Acting assistant chief of operations Martin Potter said that, like past inspections, the firefighters ensured "travel corridors and emergency exits are maintained and clear of any obstructions, emergency lighting is available and operational, the proper storage of hazardous materials, electrical systems are not overloaded, general housekeeping issues that could lead to a fire emergency as well as any other items that could become a life safety issue."
Arsenal firefighters routinely conduct inspections in accordance with the National Fire Protection Association Life Safety Code 101. Inspections of every facility must occur annually, and some buildings require additional inspections. "Depending on the hazard and use of the facility, it may need to be inspected monthly, quarterly or semi-annually," said Potter. "Facilities such as the day care facility must be inspected monthly." That's in addition to undergoing a monthly fire drill.

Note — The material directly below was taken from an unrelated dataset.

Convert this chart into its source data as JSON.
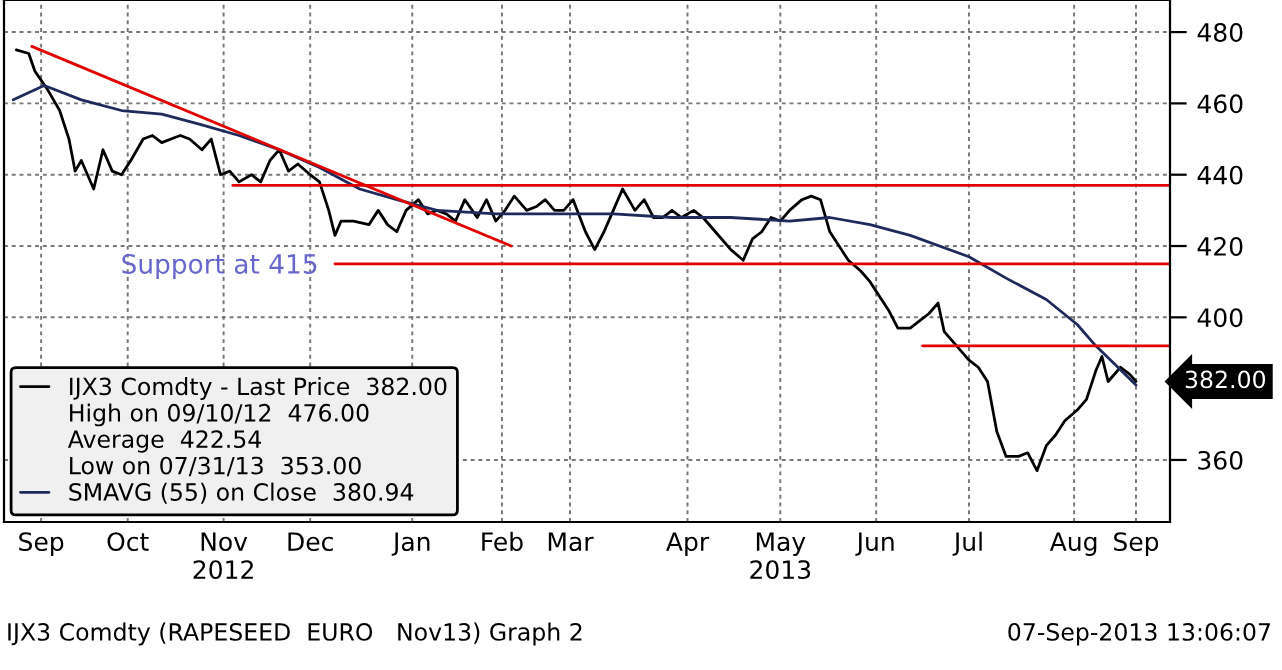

Detroit Arsenal firefighters hold a variety of inspection certifications. They recently completed training through the Ohio Fire Academy, and all are certified as Fire Inspector 1 with the International Fire Service Accreditation Council. "They all will attend Fire Inspector II certification training," said Potter. "We currently have a couple officers certified to the Fire Inspector III level, which involves plans reviews during remodeling and new construction."
Potter said inspections are going smoothly with various safety violations spotted. "Some of the common hazards they are finding are storage under stairwells and general housekeeping of cubicles or work spaces," which includes large stacks of paper on desks. In past years, Potter reported that firefighters have identified "emergency lighting not working, hazardous materials being stored improperly, open trash cans and combustibles in welding areas, storage within 36 inches of electrical panels, ceiling tiles missing, improperly placed appliances or cooking devices, obstructions in travel corridors, and fire doors tied open."
"Our firefighters are doing an amazing job," Potter reported. In addition to maintaining firefighting skills, "they also have to keep up on hazardous materials training, confined space training, high and low angle rescue, trench rescue, emergency medical training and now add the additional task of accomplishing all fire prevention tasks, to include inspections, plans review, and preparing for fire prevention week." Potter explained how employees can assist fire fighters' efforts to prevent life-threatening emergencies. "We ask that the employees work with us to correct minor deficiencies on sight and realize we are not there to create more work for them or make life difficult, we are simply trying to keep the employees and the base safe."
More can be learned about fire safety during Fire Prevention Week, October 7 -- 13.